Argentine state-owned company that operated commuter rail services in Buenos Aires

Ferrocarriles Metropolitanos S.A. (also known for its acronym FEMESA) was a company set up by the Argentine government in 1991, during the presidency of Carlos Menem, to oversee the privatisation of commuter rail services within the city of Buenos Aires in Argentina. The company granted concessions to Metropolitano, Ferrovías, Metrovías, and Trenes de Buenos Aires for the operation of services which had previously been run by state-owned companies since the nationalisation of the railways in 1948. With its task complete, FEMESA was wound up in 1997.

== Overview ==
FEMESA was created in 1991 to take over commuter rail services that had been operated by state-owned Ferrocarriles Argentinos (FA). The company was established as a transitional entity until those services were granted as concessions to private operators. Meanwhile, FA operated middle and long distance passenger services until 10 March 1993 when all those services were cancelled.

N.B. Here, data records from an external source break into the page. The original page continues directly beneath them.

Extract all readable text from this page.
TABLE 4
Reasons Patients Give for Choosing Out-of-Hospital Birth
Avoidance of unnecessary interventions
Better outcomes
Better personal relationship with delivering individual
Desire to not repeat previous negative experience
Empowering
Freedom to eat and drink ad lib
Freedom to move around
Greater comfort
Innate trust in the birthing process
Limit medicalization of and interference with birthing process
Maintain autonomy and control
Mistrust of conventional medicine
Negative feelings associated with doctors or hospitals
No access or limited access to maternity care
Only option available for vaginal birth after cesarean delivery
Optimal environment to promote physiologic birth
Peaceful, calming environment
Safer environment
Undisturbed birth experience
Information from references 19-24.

In 1994, FEMESA granted concessions to Metropolitano which, through three subsidiary companies, took over the operation of services on the Línea San Martín, Línea Roca and Belgrano Sur Line in Buenos Aires previously operated by the state-owned San Martín, Roca and Belgrano Railway divisions, respectively. In spite of Metropolitano receiving large government subsidies, its services deteriorated to a point where, by 2007, the three concessions had all been revoked and their operation was taken over by the consortium Unidad de Gestión Operativa Ferroviaria de Emergencia (UGOFE).

Concessions were also granted in 1994 to Ferrovías and Metrovías, for the operation of services on the Belgrano Norte and Urquiza Lines, respectively, previously operated by the state-owned Belgrano, and Urquiza divisions of FA.

Finally, in 1995, concessions were granted to Trenes de Buenos Aires for the operation of services over the Mitre and Sarmiento Lines, previously operated by the state-owned Mitre and Sarmiento divisions of FA.

With all the commuter rail services in Buenos Aires privatised, FEMESA was wound up in 1997.